The surface area A = 2 πr^2 + 2 πr h =6π, r^2 + r h =3, h=(3 - r^2)/r The volume V = πr^2h = 3 πr – πr^3 ,For max. volume dV/dr = 0 , r=1, So Vmax=2π

Let $r$ and $h$ denote the radius and the height of the cylinder. Given $2\pi r^2+ 2\pi rh= 6 \pi,$ i.e., $1 =\frac{1}{3}\big( r^2+\frac{1}{2}rh+\frac{1}{2}rh \big) \stackrel{(a)}{\geq } (\frac{1}{2^2}r^4h^2)^{1/3},$ where the inequality (a) follows from A.M-G.M inequality. The above gives $\textrm{Vol}= \pi r^2h \leq 2 \pi,$ where the equality is achieved when $h = 2r$ .

$A = 2 \pi r^2 + 2 \pi rh = 6 \pi \Leftrightarrow 2 \pi rh = 6 \pi - 2 \pi r^2 \Leftrightarrow h = \frac{6 \pi - 2 \pi r^2}{2 \pi r} = \frac{3 - r^2}{r}$

$V = \pi r^2 h = \pi r^2 (\frac{3 - r^2}{r}) = \frac{3 \pi r^2 - \pi r^4}{r} = 3 \pi r - \pi r^3$

First order condition for maximum: $\frac{dV}{dr} = 3 \pi - 3 \pi r^2 = 0 \Leftrightarrow 1 - r^2 = 0 \Leftrightarrow r^2 = 1 \Rightarrow r = 1$ (the case in which $r = -1$ can be ignored since the radius cannot logically be negative)

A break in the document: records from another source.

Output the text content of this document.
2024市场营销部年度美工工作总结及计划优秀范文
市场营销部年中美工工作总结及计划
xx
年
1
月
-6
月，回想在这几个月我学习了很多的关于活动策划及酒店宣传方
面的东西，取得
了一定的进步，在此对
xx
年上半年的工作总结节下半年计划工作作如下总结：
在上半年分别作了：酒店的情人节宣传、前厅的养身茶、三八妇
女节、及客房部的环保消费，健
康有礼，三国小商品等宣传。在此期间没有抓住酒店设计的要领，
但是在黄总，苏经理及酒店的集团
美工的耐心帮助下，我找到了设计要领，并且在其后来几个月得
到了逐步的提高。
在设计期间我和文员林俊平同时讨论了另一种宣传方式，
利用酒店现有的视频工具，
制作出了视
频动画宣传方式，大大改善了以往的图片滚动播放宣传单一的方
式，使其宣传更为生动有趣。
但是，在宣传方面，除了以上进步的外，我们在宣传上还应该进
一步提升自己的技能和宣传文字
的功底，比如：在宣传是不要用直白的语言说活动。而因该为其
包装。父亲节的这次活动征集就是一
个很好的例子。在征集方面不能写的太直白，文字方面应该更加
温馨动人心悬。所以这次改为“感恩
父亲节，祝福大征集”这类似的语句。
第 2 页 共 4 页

$r = 1 \therefore h = \frac{3 - 1^2}{1} = 2 \therefore V = \pi (1^2)(2) = 2 \pi$

Second order condition for maximum: $\frac{d^2 V}{dr^2} = -6 \pi r$ . When $r = 1$ , $\frac{d^2 V}{dr^2} = -6 \pi < 0 \therefore V = 2 \pi$ is the maximum volume of a cylinder such that $A=6 \pi$ .

Area=2πrh+2πr^2=6π,.
=> h=(3-r^2)/r,.
Volume V=πr^2h=π(3r-r^3),.
3r-r^3=2 - 3(1- r) + 1 - r^3,
= 2 -(1 -r)(3-1-r-r^2).
= 2 - (1 -r)(3 -3r -1+2r -r^2).
= 2 - (1-r){3(1-r)-(1-r)^2},.
= 2 - (1-r)^2(r+2),.
Obviously this will be maximum when r=1,. So, Max volume=π(3 - 1) = 2π, for r = 1.

Hint: we can also use AM-GM inequality.